Outubro de 1988, madrugada no Rio de Janeiro. Uma lua fraca banha o Aterro do Flamengo. Nas areias  dos campos de futebol, peladeiros se imaginam craques em pleno Maracanã e trocam caneladas furiosas em busca do gol. Seus gritos não são ouvidos pela jornalista Miriam Malina. Na sala de fotocomposição da revista Manchete, ela digita textos em russo. Percebe vultos que passam de vez em quando às suas costas. Adolpho Bloch e seu sobrinho Pedro Jack Kapeller, preocupados, perguntam se está faltando algo: água gelada, um cafezinho? Miriam prossegue seu solo no teclado em que caracteres cirílicos foram colados sobre o nosso rotineiro qwertyuiop. Adolpho Bloch queria (porque queria) fazer uma Manchete em russo para distribuir em Moscou durante a visita do Presidente Sarney. E assim foi feito. As fontes de tipologia russa foram importadas das máquinas de impressão Mergenthaler, na Alemanha. Os textos para a revista – uma espécie de vitrine do Brasil, no melhor papel couché – foram escritos pelos principais redatores da casa. Coube a Miriam Malina passar tudo para o russo. Ela havia estudado direito internacional na Universidade Patrice Lumumba, em Moscou, de 1961 a 1968. De volta ao Brasil, foi submetida  a torturas que a obrigaram a sofrer várias cirurgias e a andar de muletas por muito tempo. Depois da abertura política, Mirim encontrou um lugar na Manchete. Adolpho Bloch nunca deixou que raça, credo ou ideologia o impedissem de contratar os jornalistas que queria. E Miriam foi uma peça fundamental na revista que ele acabaria entregando pessoalmente a  Mikhail Gorbachev, o político que – com a sua Perestroika – operou uma das maiores mudanças na política global do século 20.
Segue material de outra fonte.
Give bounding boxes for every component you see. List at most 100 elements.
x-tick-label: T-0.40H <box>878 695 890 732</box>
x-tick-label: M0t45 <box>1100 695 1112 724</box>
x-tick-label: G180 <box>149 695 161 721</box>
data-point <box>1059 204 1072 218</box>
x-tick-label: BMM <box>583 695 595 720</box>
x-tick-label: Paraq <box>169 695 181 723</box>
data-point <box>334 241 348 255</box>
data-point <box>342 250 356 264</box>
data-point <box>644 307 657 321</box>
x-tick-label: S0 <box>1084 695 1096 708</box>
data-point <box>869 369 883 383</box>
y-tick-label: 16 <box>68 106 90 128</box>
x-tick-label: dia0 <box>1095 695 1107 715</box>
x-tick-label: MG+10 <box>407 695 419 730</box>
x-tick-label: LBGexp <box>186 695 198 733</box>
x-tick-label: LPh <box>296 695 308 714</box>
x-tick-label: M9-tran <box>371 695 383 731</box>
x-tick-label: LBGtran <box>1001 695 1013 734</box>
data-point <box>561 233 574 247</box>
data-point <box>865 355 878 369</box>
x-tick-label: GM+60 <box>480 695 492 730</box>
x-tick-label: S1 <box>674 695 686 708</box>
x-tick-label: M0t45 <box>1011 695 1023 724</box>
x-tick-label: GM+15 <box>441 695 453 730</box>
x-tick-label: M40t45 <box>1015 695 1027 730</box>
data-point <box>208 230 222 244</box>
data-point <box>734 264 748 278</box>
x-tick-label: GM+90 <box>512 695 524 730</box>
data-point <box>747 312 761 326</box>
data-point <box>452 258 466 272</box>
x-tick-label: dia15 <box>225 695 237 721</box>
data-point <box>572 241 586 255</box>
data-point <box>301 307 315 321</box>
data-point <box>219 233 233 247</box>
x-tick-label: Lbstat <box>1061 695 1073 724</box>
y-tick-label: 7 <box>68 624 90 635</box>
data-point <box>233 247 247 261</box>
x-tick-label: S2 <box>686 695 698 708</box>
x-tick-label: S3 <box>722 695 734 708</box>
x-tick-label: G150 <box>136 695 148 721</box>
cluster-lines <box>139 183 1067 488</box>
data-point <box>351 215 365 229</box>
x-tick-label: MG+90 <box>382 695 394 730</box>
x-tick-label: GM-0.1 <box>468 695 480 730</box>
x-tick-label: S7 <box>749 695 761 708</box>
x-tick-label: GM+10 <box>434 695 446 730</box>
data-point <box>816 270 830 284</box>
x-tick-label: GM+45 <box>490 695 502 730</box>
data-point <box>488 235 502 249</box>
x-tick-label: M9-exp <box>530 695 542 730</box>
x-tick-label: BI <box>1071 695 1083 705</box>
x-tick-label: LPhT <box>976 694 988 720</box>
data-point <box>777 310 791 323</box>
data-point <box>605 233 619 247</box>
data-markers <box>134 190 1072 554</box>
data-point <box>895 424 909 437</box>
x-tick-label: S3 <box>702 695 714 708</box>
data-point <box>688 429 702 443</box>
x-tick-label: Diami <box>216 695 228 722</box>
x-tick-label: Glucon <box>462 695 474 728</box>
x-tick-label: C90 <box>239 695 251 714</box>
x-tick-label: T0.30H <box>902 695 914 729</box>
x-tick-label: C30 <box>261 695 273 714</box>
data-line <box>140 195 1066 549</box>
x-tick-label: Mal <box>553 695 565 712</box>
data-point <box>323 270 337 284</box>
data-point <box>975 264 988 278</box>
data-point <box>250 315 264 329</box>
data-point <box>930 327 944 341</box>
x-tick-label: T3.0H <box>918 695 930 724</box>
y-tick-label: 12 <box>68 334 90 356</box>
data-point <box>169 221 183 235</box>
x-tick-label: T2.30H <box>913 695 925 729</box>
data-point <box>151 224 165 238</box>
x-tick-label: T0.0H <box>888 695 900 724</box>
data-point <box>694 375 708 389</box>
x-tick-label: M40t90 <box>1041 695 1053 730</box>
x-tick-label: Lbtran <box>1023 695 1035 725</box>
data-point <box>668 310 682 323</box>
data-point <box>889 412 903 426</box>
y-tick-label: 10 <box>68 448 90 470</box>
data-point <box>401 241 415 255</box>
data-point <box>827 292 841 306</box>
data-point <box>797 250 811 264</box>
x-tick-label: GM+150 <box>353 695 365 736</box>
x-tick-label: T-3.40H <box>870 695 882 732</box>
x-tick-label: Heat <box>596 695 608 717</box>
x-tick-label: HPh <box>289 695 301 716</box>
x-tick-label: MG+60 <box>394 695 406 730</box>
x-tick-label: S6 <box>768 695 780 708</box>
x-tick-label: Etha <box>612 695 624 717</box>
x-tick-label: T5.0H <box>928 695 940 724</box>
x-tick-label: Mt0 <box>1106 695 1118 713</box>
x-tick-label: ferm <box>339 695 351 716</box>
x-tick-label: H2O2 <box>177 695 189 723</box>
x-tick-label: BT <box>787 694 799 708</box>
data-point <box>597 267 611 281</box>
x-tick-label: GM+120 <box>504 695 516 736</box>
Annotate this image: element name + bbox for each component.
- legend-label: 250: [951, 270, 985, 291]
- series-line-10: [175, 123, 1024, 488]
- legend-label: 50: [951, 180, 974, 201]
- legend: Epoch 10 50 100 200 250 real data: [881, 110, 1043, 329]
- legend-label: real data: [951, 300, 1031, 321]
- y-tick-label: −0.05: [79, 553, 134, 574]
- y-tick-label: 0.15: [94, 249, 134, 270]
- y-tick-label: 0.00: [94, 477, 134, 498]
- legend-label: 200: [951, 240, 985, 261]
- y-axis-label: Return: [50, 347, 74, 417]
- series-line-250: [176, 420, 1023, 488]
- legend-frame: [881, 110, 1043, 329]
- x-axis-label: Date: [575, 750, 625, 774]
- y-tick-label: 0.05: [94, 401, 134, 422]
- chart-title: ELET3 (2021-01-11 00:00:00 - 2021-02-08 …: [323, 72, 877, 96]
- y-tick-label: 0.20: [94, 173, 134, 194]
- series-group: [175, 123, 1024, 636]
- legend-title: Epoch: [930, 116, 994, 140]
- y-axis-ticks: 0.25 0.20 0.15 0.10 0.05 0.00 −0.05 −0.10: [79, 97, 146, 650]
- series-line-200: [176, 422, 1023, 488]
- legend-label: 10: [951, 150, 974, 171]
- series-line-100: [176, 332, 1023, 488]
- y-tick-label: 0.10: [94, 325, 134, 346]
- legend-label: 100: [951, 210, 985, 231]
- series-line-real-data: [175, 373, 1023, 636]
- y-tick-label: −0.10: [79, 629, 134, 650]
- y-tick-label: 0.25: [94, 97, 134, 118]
O lançamento em Moscou de uma Manchete escrita inteiramente em russo envolveu outras peripécias. Adolpho Bloch e sua mulher Anna Bentes estavam em Brasília com os pacotes de revistas, prontos para embarcar no avião presidencial que os levaria a Moscou, quando um diplomata russo apontou um erro de digitação na página de abertura em que aparecia o texto do Presidente Sarney. Em vez de “Mensagem ao povo soviético” lia-se “Mensagem ao povo brasileiro”. Adolpho pensou em imprimir tudo de novo, mas não havia tempo. A solução foi imprimir a frase correta em etiquetas autoadesivas que seriam coladas manualmente sobre a frase errada. A tarefa acabou sobrando para Anna Bentes. As etiquetas foram mandadas da gráfica de Parada de Lucas para a sucursal de Paris. No hotel, durante a escala da viagem até Moscou, Anna pacientemente colou as etiquetas exemplar por exemplar. O trabalho continuou em Moscou. Valeu a pena. Adolpho entregou a revista na primeira audiência que Sarney teve com Gorbachev. O líder soviético ficou tão impressionado que, durante o jantar que ofereceu no Kremlin, saiu do seu caminho e rompeu o protocolo para conversar com Adolpho. O empresário brasileiro contou que tinha nascido em Jitomir, na Ucrânia, em 1908, e relatou como seu pai, dono de uma tipografia, havia impresso dinheiro para o governo provisório de Kerenski, pouco antes de os comunistas tomarem o poder. Gorbachev comentou: “Seu russo continua perfeito.”

Como de praxe, o líder soviético também tinha o seu apelido entre nós: “Gorba o russo”, para fazer pendant (outro de nossos francesismos) com “Zorba o grego”. Essa piada Adolpho não pôde contar a Gorbachev. A maioria dos apelidos na Manchete era exclusividade da redação.